We see the same kind of success from small and dedicated groups of organizers today. In the aftermath of the Sandy Hook Elementary School shooting, activist Eric Liu helped organize folks in Washington State. Their local Alliance for Gun Responsibility became a model for other states after they successfully organized and won statewide ballot initiatives, including one that implemented universal background checks. When we surface these narratives about the reality of what it takes to make change possible, it’s easier to recognize how not inevitable these historical sea changes are. If we see some of the challenges and “failures” that movements have faced in history, we develop a much clearer sense of how necessary they are to subsequent successes.
Perhaps this oversight reflects our American aversion to anything that speaks of “failure.” But to erase movement “failures” is to erase the work—of showing up time and again with the understanding that it will take more than a single protest or action to lead to change, the understanding that this doesn’t make the action any less vital to our eventual success.

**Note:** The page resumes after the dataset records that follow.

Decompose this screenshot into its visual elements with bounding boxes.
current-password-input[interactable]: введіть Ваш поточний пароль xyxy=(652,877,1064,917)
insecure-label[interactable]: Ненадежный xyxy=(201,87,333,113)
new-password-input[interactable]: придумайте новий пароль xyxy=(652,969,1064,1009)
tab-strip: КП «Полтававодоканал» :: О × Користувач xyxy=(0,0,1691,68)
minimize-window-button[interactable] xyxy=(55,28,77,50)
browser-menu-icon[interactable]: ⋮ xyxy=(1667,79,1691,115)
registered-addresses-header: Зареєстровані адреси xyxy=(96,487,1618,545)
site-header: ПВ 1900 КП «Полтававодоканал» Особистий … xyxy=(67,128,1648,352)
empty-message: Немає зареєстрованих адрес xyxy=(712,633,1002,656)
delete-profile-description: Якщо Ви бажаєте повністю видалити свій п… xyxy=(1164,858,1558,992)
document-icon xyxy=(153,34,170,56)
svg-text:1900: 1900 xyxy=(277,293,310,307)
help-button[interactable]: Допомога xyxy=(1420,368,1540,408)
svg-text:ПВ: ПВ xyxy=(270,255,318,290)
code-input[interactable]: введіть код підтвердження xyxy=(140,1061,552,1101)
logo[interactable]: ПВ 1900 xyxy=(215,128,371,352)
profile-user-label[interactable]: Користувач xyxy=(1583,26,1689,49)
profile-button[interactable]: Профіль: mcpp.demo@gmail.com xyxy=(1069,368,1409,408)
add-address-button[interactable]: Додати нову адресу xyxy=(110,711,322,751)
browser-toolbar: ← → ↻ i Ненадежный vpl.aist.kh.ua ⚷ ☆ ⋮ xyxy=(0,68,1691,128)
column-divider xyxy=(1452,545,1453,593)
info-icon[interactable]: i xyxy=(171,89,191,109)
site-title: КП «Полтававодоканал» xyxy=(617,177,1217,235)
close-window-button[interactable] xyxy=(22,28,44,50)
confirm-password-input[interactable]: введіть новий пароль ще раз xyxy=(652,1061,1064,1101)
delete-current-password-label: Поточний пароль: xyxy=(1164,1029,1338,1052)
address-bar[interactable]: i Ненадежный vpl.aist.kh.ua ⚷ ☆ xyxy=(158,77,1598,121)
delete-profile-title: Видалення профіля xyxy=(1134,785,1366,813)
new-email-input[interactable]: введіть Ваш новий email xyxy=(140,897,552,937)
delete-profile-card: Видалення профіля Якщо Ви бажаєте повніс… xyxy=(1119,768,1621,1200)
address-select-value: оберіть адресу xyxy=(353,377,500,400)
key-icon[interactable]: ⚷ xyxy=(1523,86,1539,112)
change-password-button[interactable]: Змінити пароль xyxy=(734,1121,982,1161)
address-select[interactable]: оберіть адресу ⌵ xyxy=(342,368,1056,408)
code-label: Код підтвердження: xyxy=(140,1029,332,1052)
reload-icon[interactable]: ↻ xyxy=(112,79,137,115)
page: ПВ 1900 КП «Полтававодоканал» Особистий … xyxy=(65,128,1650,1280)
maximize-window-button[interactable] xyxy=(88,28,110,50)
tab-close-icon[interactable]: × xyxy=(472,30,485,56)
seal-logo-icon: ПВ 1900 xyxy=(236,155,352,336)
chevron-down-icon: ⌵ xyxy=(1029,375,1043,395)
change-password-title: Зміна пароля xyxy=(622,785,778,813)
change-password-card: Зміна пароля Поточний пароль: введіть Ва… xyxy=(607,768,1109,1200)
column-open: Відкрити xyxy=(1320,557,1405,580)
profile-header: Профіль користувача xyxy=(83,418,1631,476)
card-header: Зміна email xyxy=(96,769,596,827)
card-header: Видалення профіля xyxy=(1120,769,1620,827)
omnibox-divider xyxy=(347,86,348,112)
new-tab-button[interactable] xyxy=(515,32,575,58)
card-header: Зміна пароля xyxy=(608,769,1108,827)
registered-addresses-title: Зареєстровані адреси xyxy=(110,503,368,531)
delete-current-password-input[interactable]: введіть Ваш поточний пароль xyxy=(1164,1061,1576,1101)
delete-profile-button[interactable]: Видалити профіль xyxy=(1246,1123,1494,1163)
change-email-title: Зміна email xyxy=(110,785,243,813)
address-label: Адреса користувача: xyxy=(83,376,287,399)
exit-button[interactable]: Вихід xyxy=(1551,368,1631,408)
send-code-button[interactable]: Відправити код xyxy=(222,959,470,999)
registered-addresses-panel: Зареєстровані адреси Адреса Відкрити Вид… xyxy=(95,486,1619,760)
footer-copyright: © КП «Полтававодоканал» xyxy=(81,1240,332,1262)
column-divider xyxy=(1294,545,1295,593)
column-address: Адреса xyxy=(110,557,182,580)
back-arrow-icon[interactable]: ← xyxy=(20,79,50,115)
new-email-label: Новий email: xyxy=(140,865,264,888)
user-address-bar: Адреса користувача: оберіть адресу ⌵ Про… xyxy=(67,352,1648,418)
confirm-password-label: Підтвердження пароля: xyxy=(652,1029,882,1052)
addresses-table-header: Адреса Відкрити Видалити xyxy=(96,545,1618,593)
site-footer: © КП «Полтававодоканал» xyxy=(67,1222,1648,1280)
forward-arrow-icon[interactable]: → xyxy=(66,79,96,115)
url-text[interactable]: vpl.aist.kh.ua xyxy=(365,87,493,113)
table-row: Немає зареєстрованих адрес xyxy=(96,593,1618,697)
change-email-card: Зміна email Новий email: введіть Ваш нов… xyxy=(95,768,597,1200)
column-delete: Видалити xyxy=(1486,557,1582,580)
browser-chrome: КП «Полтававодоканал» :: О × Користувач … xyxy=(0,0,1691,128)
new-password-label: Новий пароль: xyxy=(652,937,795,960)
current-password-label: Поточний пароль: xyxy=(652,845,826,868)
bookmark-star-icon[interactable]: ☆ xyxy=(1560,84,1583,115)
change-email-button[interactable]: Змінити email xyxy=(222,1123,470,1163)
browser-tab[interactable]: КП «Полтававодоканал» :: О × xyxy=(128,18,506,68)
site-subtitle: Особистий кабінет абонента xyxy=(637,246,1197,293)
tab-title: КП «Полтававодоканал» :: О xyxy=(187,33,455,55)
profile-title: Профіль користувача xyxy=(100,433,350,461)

This oversight relates, too, to our narrow American definition of “success.” The American Dream is rooted in the conceit that we are always moving on up, obtaining better lives—usually as defined by the accumulation of more belongings. It’s a narrative that doesn’t allow much space for imaginings of different visions of success: sustainability, equality, justice. And because the narrative is so ingrained, it can make us blind to the realities that don’t tidily fit within it: 90 percent of Americans born in the 1940s were financially better off than their parents. But only 50 percent of Americans born in the 1980s will do better than their parents, despite the fact that they’re better educated.
All of these tendencies in the way historical narratives are shaped—in textbooks and the popular consciousness—give us a skewed sense not only of how political change happens but of our rightful role in it. It’s a little like trying to learn about sex by watching porn: anyone looking to it as a primer or how-to is bound to be sorely disappointed (and likely disappointing) when they try to replicate what they’ve seen.